This is another human failing that is NOT uncommon, to trust your friends above others is only human. Where Davis failed is that he continued to trust his friends even when they failed. Not an unadmirable condition if it was foolish. Lincoln on the other hand had no such attachments to his commander.
"Lincoln tried to micromanage too. When he finally let go of the reins and gave em to Grant,"
Lincoln did not cease to micromanage the war after he found Grant. We are aware of the political patrionage that got Grant his position superceeding even Hallacks authority. But that aside, Grant fought the "Terrible Math" war that Lincoln wanted fought.
In other word it didn't matter how many casualities it took, the object was simply to destroy Lee's Army any way Grant could. Taking massive casualities like Grant did in May of 1864 when he suffered 64,000 killed, wounded and missing, was something that any good Army Commander, even today, does not want to do. The good ones always want to accomplish the objective with as few casualities as possible.

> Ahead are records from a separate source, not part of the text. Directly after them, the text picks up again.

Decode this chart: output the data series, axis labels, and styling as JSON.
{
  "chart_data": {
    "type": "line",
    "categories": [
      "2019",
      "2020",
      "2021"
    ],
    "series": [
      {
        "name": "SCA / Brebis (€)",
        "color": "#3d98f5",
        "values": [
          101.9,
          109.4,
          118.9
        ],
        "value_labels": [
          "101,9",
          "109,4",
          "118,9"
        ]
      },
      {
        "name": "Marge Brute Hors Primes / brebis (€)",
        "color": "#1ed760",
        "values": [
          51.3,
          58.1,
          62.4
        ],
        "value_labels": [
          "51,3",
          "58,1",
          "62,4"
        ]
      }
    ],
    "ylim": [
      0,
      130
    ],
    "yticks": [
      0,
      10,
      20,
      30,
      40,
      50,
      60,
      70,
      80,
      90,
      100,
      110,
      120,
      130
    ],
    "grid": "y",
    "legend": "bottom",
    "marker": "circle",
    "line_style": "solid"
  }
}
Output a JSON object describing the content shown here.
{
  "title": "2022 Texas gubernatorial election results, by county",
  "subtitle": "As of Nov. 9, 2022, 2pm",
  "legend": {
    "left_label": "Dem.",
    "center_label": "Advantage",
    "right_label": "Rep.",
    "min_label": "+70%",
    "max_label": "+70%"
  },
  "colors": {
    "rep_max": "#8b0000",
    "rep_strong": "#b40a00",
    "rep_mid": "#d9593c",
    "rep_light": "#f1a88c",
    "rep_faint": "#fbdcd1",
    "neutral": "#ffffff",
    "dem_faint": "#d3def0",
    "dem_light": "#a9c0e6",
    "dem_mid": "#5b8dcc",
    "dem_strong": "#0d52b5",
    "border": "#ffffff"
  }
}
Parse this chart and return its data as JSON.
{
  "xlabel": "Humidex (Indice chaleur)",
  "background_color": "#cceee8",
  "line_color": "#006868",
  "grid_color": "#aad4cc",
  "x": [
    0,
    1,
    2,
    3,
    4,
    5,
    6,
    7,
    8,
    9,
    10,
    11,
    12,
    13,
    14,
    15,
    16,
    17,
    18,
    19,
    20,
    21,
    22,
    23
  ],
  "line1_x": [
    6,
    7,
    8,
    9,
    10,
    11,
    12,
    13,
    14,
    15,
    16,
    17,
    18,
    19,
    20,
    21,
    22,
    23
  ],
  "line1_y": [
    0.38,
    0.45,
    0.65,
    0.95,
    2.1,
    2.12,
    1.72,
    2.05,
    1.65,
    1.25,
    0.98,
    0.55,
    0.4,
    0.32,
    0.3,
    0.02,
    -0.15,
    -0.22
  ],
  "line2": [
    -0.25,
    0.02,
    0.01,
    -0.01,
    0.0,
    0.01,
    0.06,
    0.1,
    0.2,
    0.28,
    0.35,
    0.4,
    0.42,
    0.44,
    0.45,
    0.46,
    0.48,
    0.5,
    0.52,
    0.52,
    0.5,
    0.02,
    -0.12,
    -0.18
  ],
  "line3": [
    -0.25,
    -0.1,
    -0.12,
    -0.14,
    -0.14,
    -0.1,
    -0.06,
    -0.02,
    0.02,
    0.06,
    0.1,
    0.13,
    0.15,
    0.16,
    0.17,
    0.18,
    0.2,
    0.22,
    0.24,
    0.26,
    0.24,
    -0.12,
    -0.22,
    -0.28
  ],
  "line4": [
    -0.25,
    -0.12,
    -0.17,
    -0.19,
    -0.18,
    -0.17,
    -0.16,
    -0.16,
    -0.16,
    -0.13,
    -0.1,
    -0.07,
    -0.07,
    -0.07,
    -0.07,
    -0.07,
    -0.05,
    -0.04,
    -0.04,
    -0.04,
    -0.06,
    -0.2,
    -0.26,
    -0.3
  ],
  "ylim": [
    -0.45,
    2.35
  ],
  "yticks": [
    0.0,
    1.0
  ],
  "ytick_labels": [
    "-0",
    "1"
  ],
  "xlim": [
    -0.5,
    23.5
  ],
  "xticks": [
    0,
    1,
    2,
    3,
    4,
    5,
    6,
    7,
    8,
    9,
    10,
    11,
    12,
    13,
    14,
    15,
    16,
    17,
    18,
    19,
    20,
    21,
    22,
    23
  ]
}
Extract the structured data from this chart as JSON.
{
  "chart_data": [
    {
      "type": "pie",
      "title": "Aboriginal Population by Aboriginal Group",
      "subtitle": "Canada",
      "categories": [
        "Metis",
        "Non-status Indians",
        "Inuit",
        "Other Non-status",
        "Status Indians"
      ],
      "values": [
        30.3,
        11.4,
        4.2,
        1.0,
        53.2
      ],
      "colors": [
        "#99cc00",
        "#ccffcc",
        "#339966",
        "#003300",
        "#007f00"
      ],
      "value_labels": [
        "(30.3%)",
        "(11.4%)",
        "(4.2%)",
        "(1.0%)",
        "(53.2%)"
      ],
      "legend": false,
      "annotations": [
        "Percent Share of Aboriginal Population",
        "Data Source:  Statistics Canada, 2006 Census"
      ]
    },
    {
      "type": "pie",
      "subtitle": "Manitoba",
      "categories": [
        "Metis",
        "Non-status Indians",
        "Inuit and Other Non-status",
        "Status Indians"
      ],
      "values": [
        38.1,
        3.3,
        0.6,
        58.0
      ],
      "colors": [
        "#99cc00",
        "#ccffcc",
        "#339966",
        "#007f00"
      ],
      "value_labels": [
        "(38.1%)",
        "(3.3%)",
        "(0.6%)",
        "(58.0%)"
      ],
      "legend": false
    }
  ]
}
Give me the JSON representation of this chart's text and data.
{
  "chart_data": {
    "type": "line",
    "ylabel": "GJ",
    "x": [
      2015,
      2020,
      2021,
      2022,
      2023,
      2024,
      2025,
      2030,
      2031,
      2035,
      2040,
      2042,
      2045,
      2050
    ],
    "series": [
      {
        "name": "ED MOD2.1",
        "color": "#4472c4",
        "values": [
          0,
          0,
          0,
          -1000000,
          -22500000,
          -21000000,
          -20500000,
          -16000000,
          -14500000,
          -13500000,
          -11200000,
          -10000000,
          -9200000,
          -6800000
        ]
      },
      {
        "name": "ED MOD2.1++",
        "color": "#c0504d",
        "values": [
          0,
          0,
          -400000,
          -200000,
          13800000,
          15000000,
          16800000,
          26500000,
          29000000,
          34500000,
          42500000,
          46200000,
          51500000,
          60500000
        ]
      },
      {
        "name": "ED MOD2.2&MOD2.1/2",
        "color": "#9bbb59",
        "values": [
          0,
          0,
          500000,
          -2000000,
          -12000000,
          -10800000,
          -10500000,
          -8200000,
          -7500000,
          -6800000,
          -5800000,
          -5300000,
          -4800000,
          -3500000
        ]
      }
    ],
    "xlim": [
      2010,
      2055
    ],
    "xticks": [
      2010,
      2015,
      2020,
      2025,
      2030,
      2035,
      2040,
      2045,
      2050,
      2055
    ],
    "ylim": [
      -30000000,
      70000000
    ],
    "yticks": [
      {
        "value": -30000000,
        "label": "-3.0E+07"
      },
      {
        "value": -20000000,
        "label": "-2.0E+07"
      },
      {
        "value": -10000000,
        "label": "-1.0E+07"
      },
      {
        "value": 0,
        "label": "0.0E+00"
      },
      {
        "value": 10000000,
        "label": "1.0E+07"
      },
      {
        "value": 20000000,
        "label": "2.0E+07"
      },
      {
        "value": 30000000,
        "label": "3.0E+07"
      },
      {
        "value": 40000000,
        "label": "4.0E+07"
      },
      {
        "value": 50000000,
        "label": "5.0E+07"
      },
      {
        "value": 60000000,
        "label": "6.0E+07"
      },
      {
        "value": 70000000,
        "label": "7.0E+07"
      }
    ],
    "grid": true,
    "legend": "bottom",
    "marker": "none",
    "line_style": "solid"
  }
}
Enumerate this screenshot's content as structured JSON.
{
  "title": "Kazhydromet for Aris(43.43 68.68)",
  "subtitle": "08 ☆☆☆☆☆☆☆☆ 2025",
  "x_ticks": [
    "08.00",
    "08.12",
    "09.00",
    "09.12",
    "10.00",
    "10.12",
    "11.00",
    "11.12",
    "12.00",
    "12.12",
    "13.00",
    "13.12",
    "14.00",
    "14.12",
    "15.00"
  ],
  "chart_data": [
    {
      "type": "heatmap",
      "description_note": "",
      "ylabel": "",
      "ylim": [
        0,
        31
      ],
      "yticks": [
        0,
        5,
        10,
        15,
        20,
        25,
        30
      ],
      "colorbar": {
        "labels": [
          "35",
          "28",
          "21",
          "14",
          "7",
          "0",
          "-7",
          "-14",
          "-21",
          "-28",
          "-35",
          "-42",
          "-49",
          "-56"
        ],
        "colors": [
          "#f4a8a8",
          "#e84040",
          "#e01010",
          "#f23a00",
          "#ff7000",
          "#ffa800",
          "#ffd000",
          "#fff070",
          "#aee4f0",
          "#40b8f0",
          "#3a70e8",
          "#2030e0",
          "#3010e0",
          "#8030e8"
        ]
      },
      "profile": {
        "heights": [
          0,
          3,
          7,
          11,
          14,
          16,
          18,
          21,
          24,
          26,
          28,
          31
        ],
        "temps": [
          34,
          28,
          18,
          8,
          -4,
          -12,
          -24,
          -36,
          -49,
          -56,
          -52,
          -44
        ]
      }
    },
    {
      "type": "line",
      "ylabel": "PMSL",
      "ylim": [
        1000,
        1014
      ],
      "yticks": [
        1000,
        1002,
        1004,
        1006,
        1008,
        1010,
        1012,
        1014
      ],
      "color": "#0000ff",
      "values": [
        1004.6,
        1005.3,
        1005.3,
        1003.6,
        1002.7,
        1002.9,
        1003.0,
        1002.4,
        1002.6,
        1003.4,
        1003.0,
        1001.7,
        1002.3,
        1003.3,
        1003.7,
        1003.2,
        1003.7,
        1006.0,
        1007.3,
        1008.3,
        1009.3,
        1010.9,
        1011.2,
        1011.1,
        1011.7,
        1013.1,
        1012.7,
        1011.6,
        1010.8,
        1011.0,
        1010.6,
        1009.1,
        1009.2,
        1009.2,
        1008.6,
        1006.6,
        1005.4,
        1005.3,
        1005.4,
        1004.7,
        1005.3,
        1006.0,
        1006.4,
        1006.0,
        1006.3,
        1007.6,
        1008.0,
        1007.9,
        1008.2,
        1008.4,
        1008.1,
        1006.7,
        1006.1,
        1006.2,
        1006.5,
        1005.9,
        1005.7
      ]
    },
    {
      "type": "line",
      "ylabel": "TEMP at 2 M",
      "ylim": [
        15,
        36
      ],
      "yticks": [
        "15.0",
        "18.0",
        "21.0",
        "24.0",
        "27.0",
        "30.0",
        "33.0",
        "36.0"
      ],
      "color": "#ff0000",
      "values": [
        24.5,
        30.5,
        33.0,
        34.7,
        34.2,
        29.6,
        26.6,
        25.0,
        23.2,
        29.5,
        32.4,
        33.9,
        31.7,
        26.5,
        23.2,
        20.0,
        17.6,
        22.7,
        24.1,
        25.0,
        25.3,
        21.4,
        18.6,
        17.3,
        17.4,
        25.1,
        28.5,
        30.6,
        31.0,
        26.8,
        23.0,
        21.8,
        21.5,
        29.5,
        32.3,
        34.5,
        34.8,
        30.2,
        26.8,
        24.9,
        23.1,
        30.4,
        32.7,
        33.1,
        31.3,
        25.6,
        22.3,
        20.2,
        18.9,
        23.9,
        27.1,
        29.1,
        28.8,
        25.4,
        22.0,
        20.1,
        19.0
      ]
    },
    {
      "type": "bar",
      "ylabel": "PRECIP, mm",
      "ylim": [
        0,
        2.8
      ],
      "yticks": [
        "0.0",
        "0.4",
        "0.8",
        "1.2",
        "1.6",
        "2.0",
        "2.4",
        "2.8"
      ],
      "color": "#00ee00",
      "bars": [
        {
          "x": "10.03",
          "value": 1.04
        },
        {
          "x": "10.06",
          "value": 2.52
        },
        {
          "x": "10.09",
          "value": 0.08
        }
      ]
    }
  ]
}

I will remind everyone that Grant was called "Butcher" by his own army, because of his dogged tactic in which he was not smart enough to withdraw or for making ill advised assualts such as Cold Harbor. BUT, that was Lincoln's overall directive, which he so stated after the Burnside failure at Fredericksburg in Dec. 1862, Why he pressed Hooker after Chancellorsville, and Meade after Gettysburg to press Lee, that caused Grant to operate in this manner.
So yes Lincoln was very much managing the War with Grant in commsnd. Grant was fighting Lincoln's style of war until Lee got into the trenches at Petersburg.